Signs, Symptoms and Laboratory Findings of Acute Overdosage in Humans
The highest known dose of pregabalin received in the clinical development program in which there was no fatal outcome was 15,000 mg in 1 patient. The types of adverse events experienced by patients who received an overdose were not clinically different from other patients receiving recommended doses of pregabalin.
In post-marketing experience, fatal outcomes in cases in which pregabalin has been taken in combination with other medications have been reported with a pregabalin overdose as low as 800 mg in a day. In none of these cases has pregabalin been established as the cause of death or in pregabalin monotherapy. The lowest fatal dose with pregabalin alone has not yet been identified.
The most commonly reported adverse events observed when pregabalin was taken in overdose (dose range from 800 mg/day up to 11,500 mg as a single dose) included affective disorder, somnolence, confusional state, depression, agitation, and restlessness. Seizures were also reported.

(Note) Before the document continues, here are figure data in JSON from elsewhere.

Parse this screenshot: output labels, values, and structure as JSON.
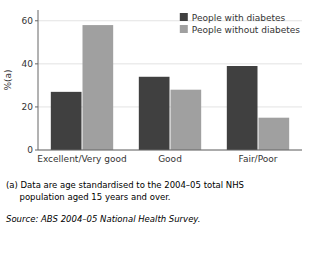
{
  "chart_data": {
    "type": "bar",
    "categories": [
      "Excellent/Very good",
      "Good",
      "Fair/Poor"
    ],
    "series": [
      {
        "name": "People with diabetes",
        "color": "#404040",
        "values": [
          27,
          34,
          39
        ]
      },
      {
        "name": "People without diabetes",
        "color": "#a0a0a0",
        "values": [
          58,
          28,
          15
        ]
      }
    ],
    "ylabel": "%(a)",
    "ylim": [
      0,
      65
    ],
    "yticks": [
      0,
      20,
      40,
      60
    ],
    "grid": true,
    "legend": "upper right",
    "annotations": [
      "(a) Data are age standardised to the 2004–05 total NHS",
      "     population aged 15 years and over.",
      "Source: ABS 2004–05 National Health Survey."
    ]
  }
}
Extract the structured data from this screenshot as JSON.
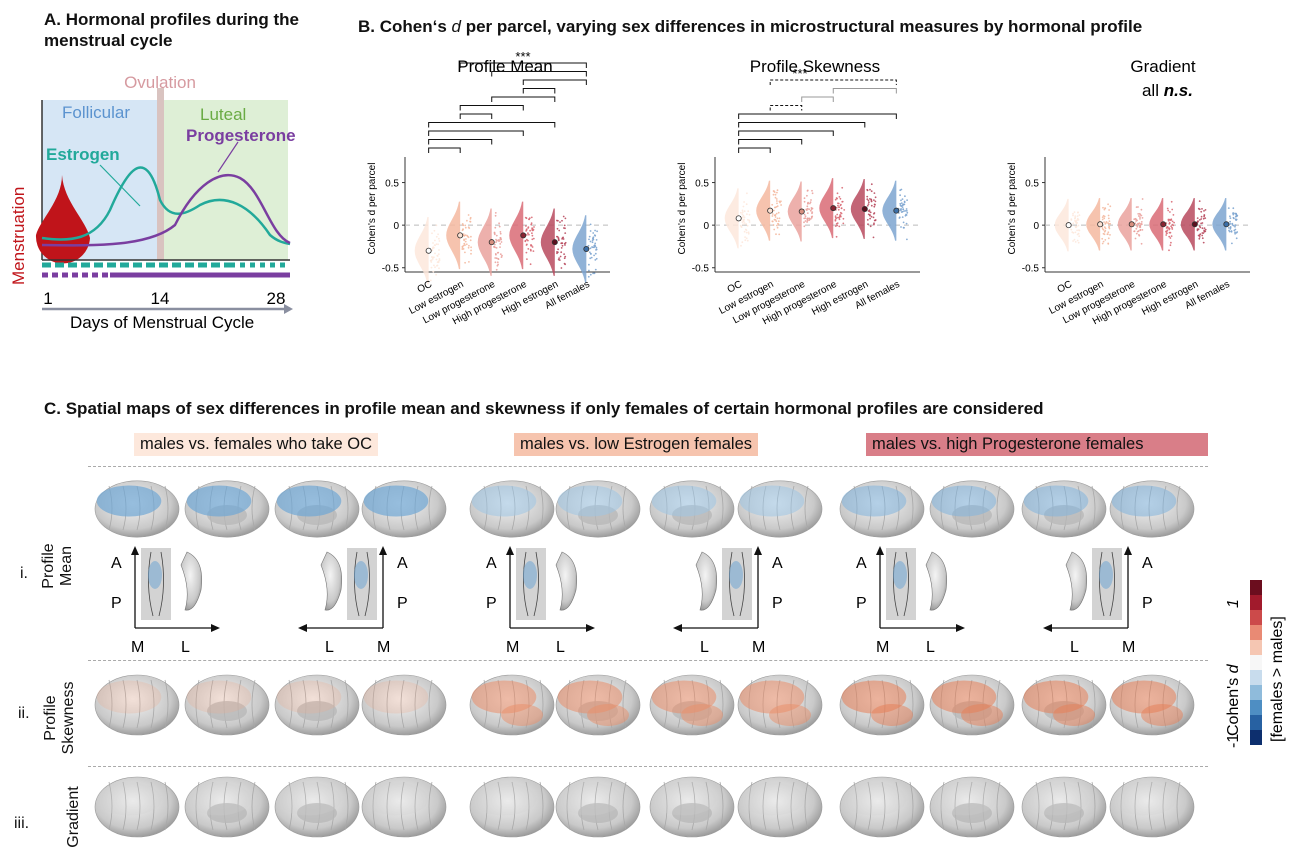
{
  "panelA": {
    "title": "A. Hormonal profiles during the menstrual cycle",
    "ovulation": "Ovulation",
    "follicular": "Follicular",
    "luteal": "Luteal",
    "estrogen": "Estrogen",
    "progesterone": "Progesterone",
    "menstruation": "Menstruation",
    "ticks": [
      "1",
      "14",
      "28"
    ],
    "xlabel": "Days of Menstrual Cycle"
  },
  "panelB": {
    "title": "B. Cohen‘s d per parcel, varying sex differences in microstructural measures by hormonal profile",
    "title_pre": "B. Cohen‘s ",
    "title_d": "d",
    "title_post": " per parcel, varying sex differences in microstructural measures by hormonal profile",
    "ylabel": "Cohen's d per parcel",
    "sig_label": "***",
    "gradient_note_pre": "all",
    "gradient_note": "n.s."
  },
  "chart_data": [
    {
      "type": "scatter",
      "title": "Profile Mean",
      "ylabel": "Cohen's d per parcel",
      "categories": [
        "OC",
        "Low estrogen",
        "Low progesterone",
        "High progesterone",
        "High estrogen",
        "All females"
      ],
      "values": [
        -0.3,
        -0.12,
        -0.2,
        -0.12,
        -0.2,
        -0.28
      ],
      "ylim": [
        -0.55,
        0.8
      ],
      "yticks": [
        -0.5,
        0,
        0.5
      ]
    },
    {
      "type": "scatter",
      "title": "Profile Skewness",
      "ylabel": "Cohen's d per parcel",
      "categories": [
        "OC",
        "Low estrogen",
        "Low progesterone",
        "High progesterone",
        "High estrogen",
        "All females"
      ],
      "values": [
        0.08,
        0.17,
        0.16,
        0.2,
        0.19,
        0.17
      ],
      "ylim": [
        -0.55,
        0.8
      ],
      "yticks": [
        -0.5,
        0,
        0.5
      ]
    },
    {
      "type": "scatter",
      "title": "Gradient",
      "ylabel": "Cohen's d per parcel",
      "categories": [
        "OC",
        "Low estrogen",
        "Low progesterone",
        "High progesterone",
        "High estrogen",
        "All females"
      ],
      "values": [
        0.0,
        0.01,
        0.01,
        0.01,
        0.01,
        0.01
      ],
      "ylim": [
        -0.55,
        0.8
      ],
      "yticks": [
        -0.5,
        0,
        0.5
      ]
    }
  ],
  "panelC": {
    "title": "C. Spatial maps of sex differences in profile mean and skewness if only females of certain hormonal profiles are considered",
    "groups": [
      "males vs. females who take OC",
      "males vs. low Estrogen females",
      "males vs. high Progesterone females"
    ],
    "rows": [
      {
        "roman": "i.",
        "label1": "Profile",
        "label2": "Mean"
      },
      {
        "roman": "ii.",
        "label1": "Profile",
        "label2": "Skewness"
      },
      {
        "roman": "iii.",
        "label1": "Gradient",
        "label2": ""
      }
    ],
    "axis_letters": {
      "A": "A",
      "P": "P",
      "M": "M",
      "L": "L"
    }
  },
  "colorbar": {
    "label_pre": "Cohen's ",
    "label_d": "d",
    "max": "1",
    "min": "-1",
    "sublabel": "[females > males]"
  },
  "colors": {
    "follicular_bg": "#d6e6f5",
    "luteal_bg": "#deefd6",
    "estrogen": "#22a99a",
    "progesterone": "#7a3ea0",
    "menstruation": "#c0141a",
    "ovulation": "#d69aa0",
    "groups": [
      "#fde8dc",
      "#f4b9a0",
      "#eaa29d",
      "#d96b75",
      "#b84a5e",
      "#7da5d0"
    ],
    "median_fill": [
      "#ffffff",
      "#fbe0d2",
      "#d89080",
      "#8a2432",
      "#5a0f1e",
      "#3b6fa8"
    ]
  }
}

Treatment or Management of Overdose
There is no specific antidote for overdose with pregabalin. If indicated, elimination of unabsorbed drug may be attempted by emesis or gastric lavage; usual precautions should be observed to maintain the airway. General supportive care of the patient is indicated including monitoring of vital signs and observation of the clinical status of the patient. A Certified Poison Control Center should be contacted for up-to-date information on the management of overdose with pregabalin.
Standard hemodialysis procedures result in significant clearance of pregabalin (approximately 50% in 4 hours) and should be considered in cases of overdose. Although hemodialysis has not been performed in the few known cases of overdose, it may be indicated by the patient's clinical state or in patients with significant renal impairment.